Suspicion de flow débridé

Z&T, Sur le Boule­vard, Midis de la poésie, 2025, 82 p., 12 €, ISBN : 978–2‑931054–16‑1

z&t sur le boulevardOngles en gel, doudounes-survêt’ léopard et mini-jupes dorées, l’uniforme de Z&T – slameuses aus­si belles-goss­es que badass – fait tourn­er la tête du cha­land brux­el­lois aus­si sûre­ment que le bruit du moteur qui les porte dans toute la ville, par-delà trot­toirs et turpi­tudes, vers la fête et la joie mil­i­tante.

À tra­vers les yeux de Zouz (Zoé Henne) et T.A. (Théa Simon), les devan­tures du Boule­vard bril­lent de lueurs-néons rose fluo, cette même couleur qui accueille les lec­tri­ces et les lecteurs dans leur livre à qua­tre mains aux édi­tions Midis Poésie. Mais entre les deux pages de ce rose flam­boy­ant, osten­ta­toire, qui ouvrent et fer­ment le recueil se détachent noir sur blanc des sit­u­a­tions d’injustice ordi­naire, d’une banal­ité par­ti­c­ulière­ment révoltante. Sur le Boule­vard est une ode à la ville de Brux­elles, mais surtout aux âmes soli­taires qui peu­plent ses rues : 

[…] ces concierges du Boule­vard qui n’ont nulle part où ren­tr­er et qui, quitte à être dérangés dans leur som­meil, vien­nent regarder la joie qui se dégage de cette immense fête, mais sans pou­voir y par­ticiper.

Aux mots des deux slameuses-rappeuses font écho les pho­togra­phies argen­tiques de Marie Sor­dat, enseignante et pho­tographe.
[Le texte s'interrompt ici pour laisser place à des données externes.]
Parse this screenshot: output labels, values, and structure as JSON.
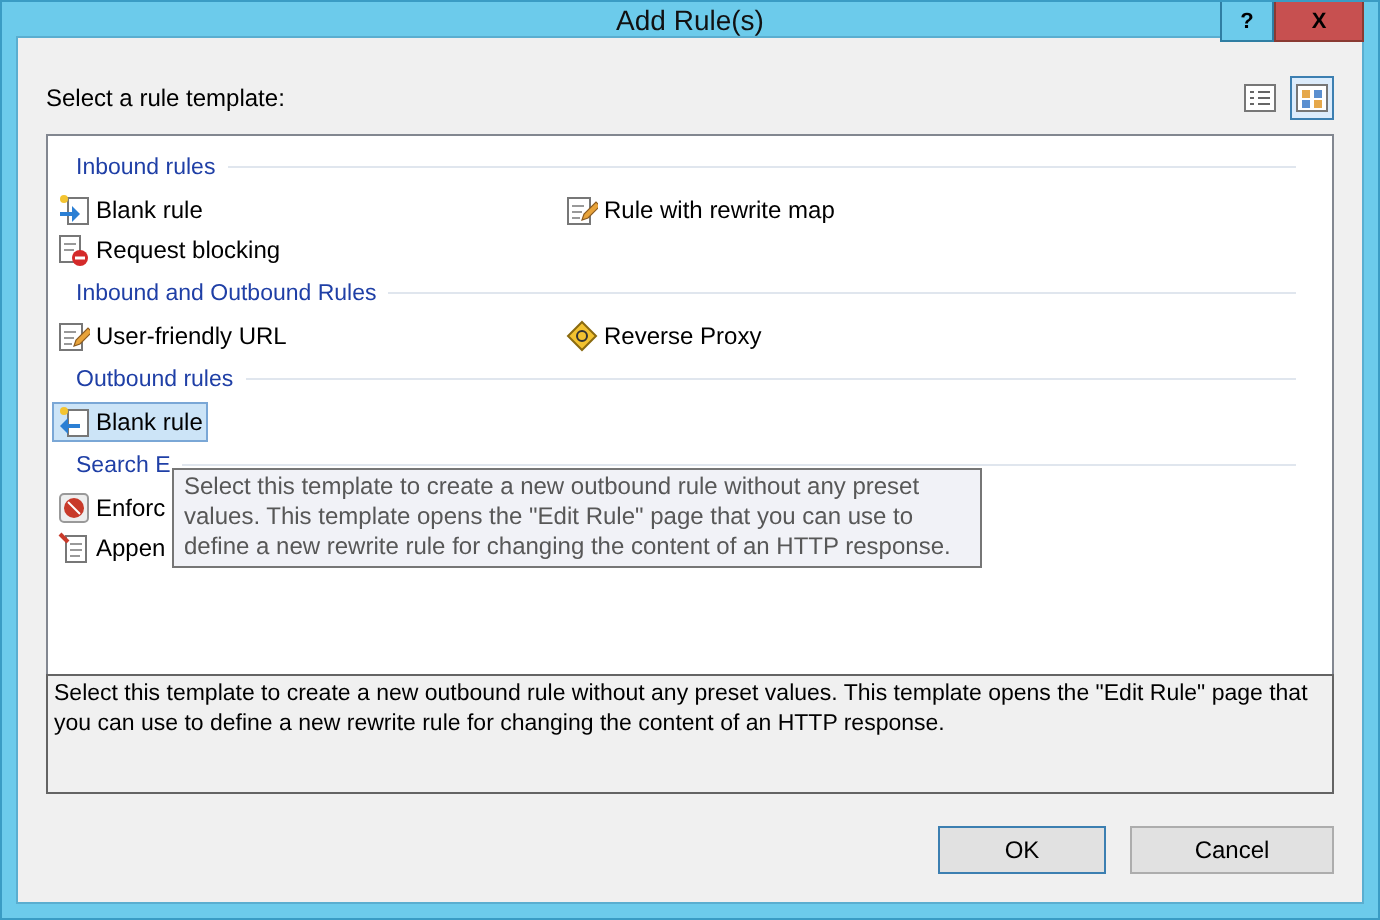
{
  "window": {
    "title": "Add Rule(s)",
    "help": "?",
    "close": "X"
  },
  "prompt": "Select a rule template:",
  "views": [
    {
      "kind": "details",
      "selected": false
    },
    {
      "kind": "tiles",
      "selected": true
    }
  ],
  "sections": [
    {
      "title": "Inbound rules",
      "items": [
        {
          "label": "Blank rule",
          "kind": "blank-in",
          "selected": false
        },
        {
          "label": "Rule with rewrite map",
          "kind": "edit",
          "selected": false
        },
        {
          "label": "Request blocking",
          "kind": "block",
          "selected": false
        }
      ]
    },
    {
      "title": "Inbound and Outbound Rules",
      "items": [
        {
          "label": "User-friendly URL",
          "kind": "edit",
          "selected": false
        },
        {
          "label": "Reverse Proxy",
          "kind": "proxy",
          "selected": false
        }
      ]
    },
    {
      "title": "Outbound rules",
      "items": [
        {
          "label": "Blank rule",
          "kind": "blank-out",
          "selected": true
        }
      ]
    },
    {
      "title": "Search E",
      "items": [
        {
          "label": "Enforc",
          "kind": "seo",
          "selected": false
        },
        {
          "label": "Appen",
          "kind": "pin",
          "selected": false
        }
      ]
    }
  ],
  "tooltip": "Select this template to create a new outbound rule without any preset values. This template opens the \"Edit Rule\" page that you can use to define a new rewrite rule for changing the content of an HTTP response.",
  "description": "Select this template to create a new outbound rule without any preset values. This template opens the \"Edit Rule\" page that you can use to define a new rewrite rule for changing the content of an HTTP response.",
  "buttons": [
    {
      "label": "OK",
      "default": true
    },
    {
      "label": "Cancel",
      "default": false
    }
  ]
}
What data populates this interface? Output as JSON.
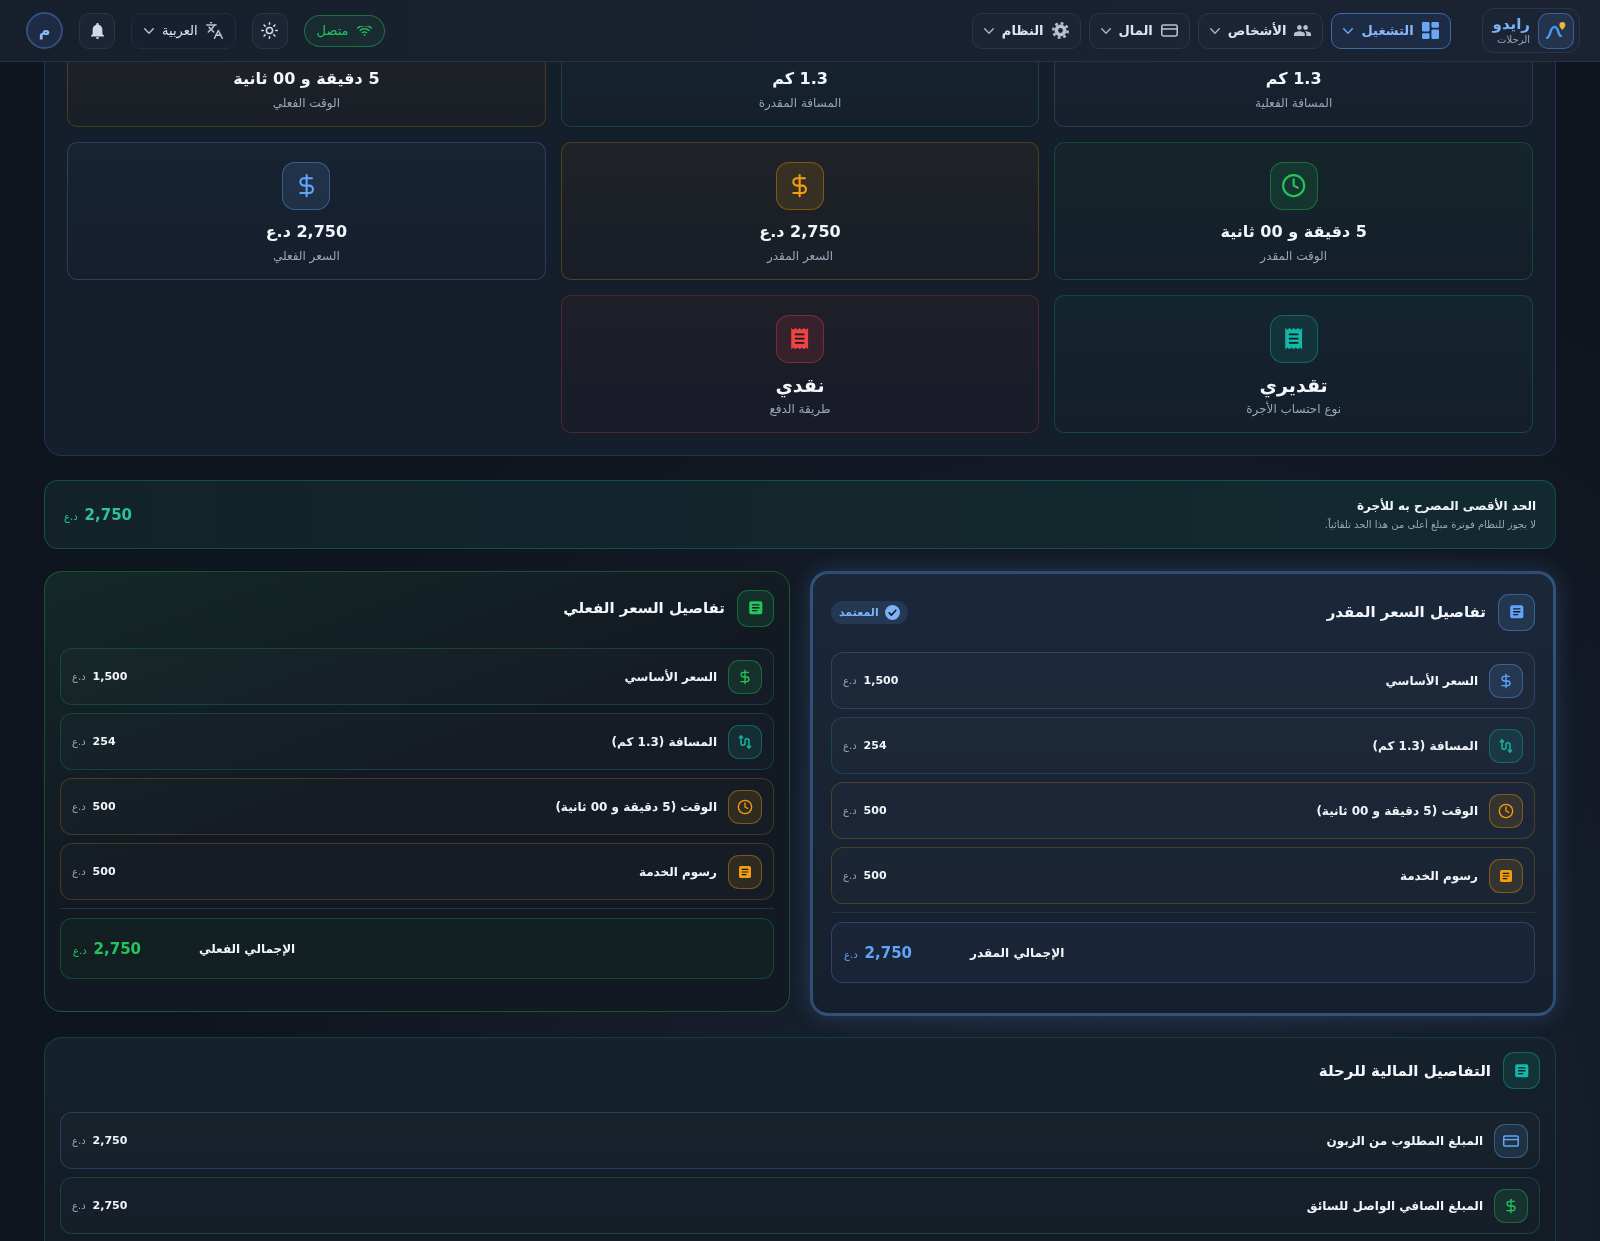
{
  "top_bar": {
    "logo": {
      "title": "رايدو",
      "subtitle": "الرحلات"
    },
    "nav": [
      {
        "label": "التشغيل",
        "selected": true
      },
      {
        "label": "الأشخاص",
        "selected": false
      },
      {
        "label": "المال",
        "selected": false
      },
      {
        "label": "النظام",
        "selected": false
      }
    ],
    "connection": {
      "label": "متصل"
    },
    "language": {
      "label": "العربية"
    },
    "avatar": {
      "initial": "م"
    }
  },
  "trip_stats": [
    {
      "kind": "clipped",
      "value": "1.3 كم",
      "label": "المسافة الفعلية",
      "color": "#2b3b52"
    },
    {
      "kind": "clipped",
      "value": "1.3 كم",
      "label": "المسافة المقدرة",
      "color": "#1d4045"
    },
    {
      "kind": "clipped",
      "value": "5 دقيقة و 00 ثانية",
      "label": "الوقت الفعلي",
      "color": "#4a3b24"
    },
    {
      "kind": "time",
      "value": "5 دقيقة و 00 ثانية",
      "label": "الوقت المقدر",
      "color": "#22c55e"
    },
    {
      "kind": "price",
      "value": "2,750 د.ع",
      "label": "السعر المقدر",
      "color": "#f59e0b"
    },
    {
      "kind": "price",
      "value": "2,750 د.ع",
      "label": "السعر الفعلي",
      "color": "#60a5fa"
    },
    {
      "kind": "label",
      "value": "تقديري",
      "label": "نوع احتساب الأجرة",
      "color": "#14b8a6"
    },
    {
      "kind": "label",
      "value": "نقدي",
      "label": "طريقة الدفع",
      "color": "#ef4444"
    }
  ],
  "max_fare": {
    "title": "الحد الأقصى المصرح به للأجرة",
    "note": "لا يجوز للنظام فوترة مبلغ أعلى من هذا الحد تلقائياً.",
    "amount": "2,750",
    "currency": "د.ع"
  },
  "price_panels": [
    {
      "title": "تفاصيل السعر المقدر",
      "selected": true,
      "color": "#60a5fa",
      "badge": "المعتمد",
      "rows": [
        {
          "kind": "base",
          "label": "السعر الأساسي",
          "amount": "1,500",
          "currency": "د.ع",
          "color": "#60a5fa"
        },
        {
          "kind": "distance",
          "label": "المسافة (1.3 كم)",
          "amount": "254",
          "currency": "د.ع",
          "color": "#14b8a6"
        },
        {
          "kind": "time",
          "label": "الوقت (5 دقيقة و 00 ثانية)",
          "amount": "500",
          "currency": "د.ع",
          "color": "#f59e0b"
        },
        {
          "kind": "fee",
          "label": "رسوم الخدمة",
          "amount": "500",
          "currency": "د.ع",
          "color": "#f59e0b"
        }
      ],
      "total": {
        "label": "الإجمالي المقدر",
        "amount": "2,750",
        "currency": "د.ع"
      }
    },
    {
      "title": "تفاصيل السعر الفعلي",
      "selected": false,
      "color": "#22c55e",
      "rows": [
        {
          "kind": "base",
          "label": "السعر الأساسي",
          "amount": "1,500",
          "currency": "د.ع",
          "color": "#22c55e"
        },
        {
          "kind": "distance",
          "label": "المسافة (1.3 كم)",
          "amount": "254",
          "currency": "د.ع",
          "color": "#14b8a6"
        },
        {
          "kind": "time",
          "label": "الوقت (5 دقيقة و 00 ثانية)",
          "amount": "500",
          "currency": "د.ع",
          "color": "#f59e0b"
        },
        {
          "kind": "fee",
          "label": "رسوم الخدمة",
          "amount": "500",
          "currency": "د.ع",
          "color": "#f59e0b"
        }
      ],
      "total": {
        "label": "الإجمالي الفعلي",
        "amount": "2,750",
        "currency": "د.ع"
      }
    }
  ],
  "financial_details": {
    "title": "التفاصيل المالية للرحلة",
    "rows": [
      {
        "kind": "charge",
        "label": "المبلغ المطلوب من الزبون",
        "amount": "2,750",
        "currency": "د.ع",
        "color": "#60a5fa"
      },
      {
        "kind": "payout",
        "label": "المبلغ الصافي الواصل للسائق",
        "amount": "2,750",
        "currency": "د.ع",
        "color": "#22c55e"
      }
    ]
  }
}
C’est, en l’occurrence, son tra­vail de pho­tographe de rue qui résonne avec celui de Z&T, lesquelles trou­vent dans les images de Marie Sor­dat le reflet de leur expéri­ence quo­ti­di­enne de Brux­elles : instants fugi­tifs, tan­tôt ten­dres et ardents, tan­tôt témoins “des vio­lences aiguës ou invis­i­bles.” Car Z&T adressent avec la vigueur d’un poing (ou d’un majeur) levé les exac­tions de la police, qui, comme les autres abus dont elles sont témoins, découlent du car­ac­tère essen­tielle­ment mor­tifère des egos patri­ar­caux accrochés à la petite tranche de pou­voir que leur octroient leurs priv­ilèges. 

Ouais c’est sûr
Ce jour-là, l’urgence, c’était d’faire taire des BLM
Parce que les femmes battues,
Bah
On a la flemme

Z&T c’est la vraie vie urbaine sous le ver­nis, ou plutôt la vraie vie avec ver­nis : pail­lettes et galax­ies au bout des doigts, au bout de la langue, moteur entre les jambes et sac à punch­lines sous le bras pour faire taire toutes les hypocrisies de ce monde — celles qui masquent à peine la cru­auté des lois et des fauss­es vérités bien habil­lées.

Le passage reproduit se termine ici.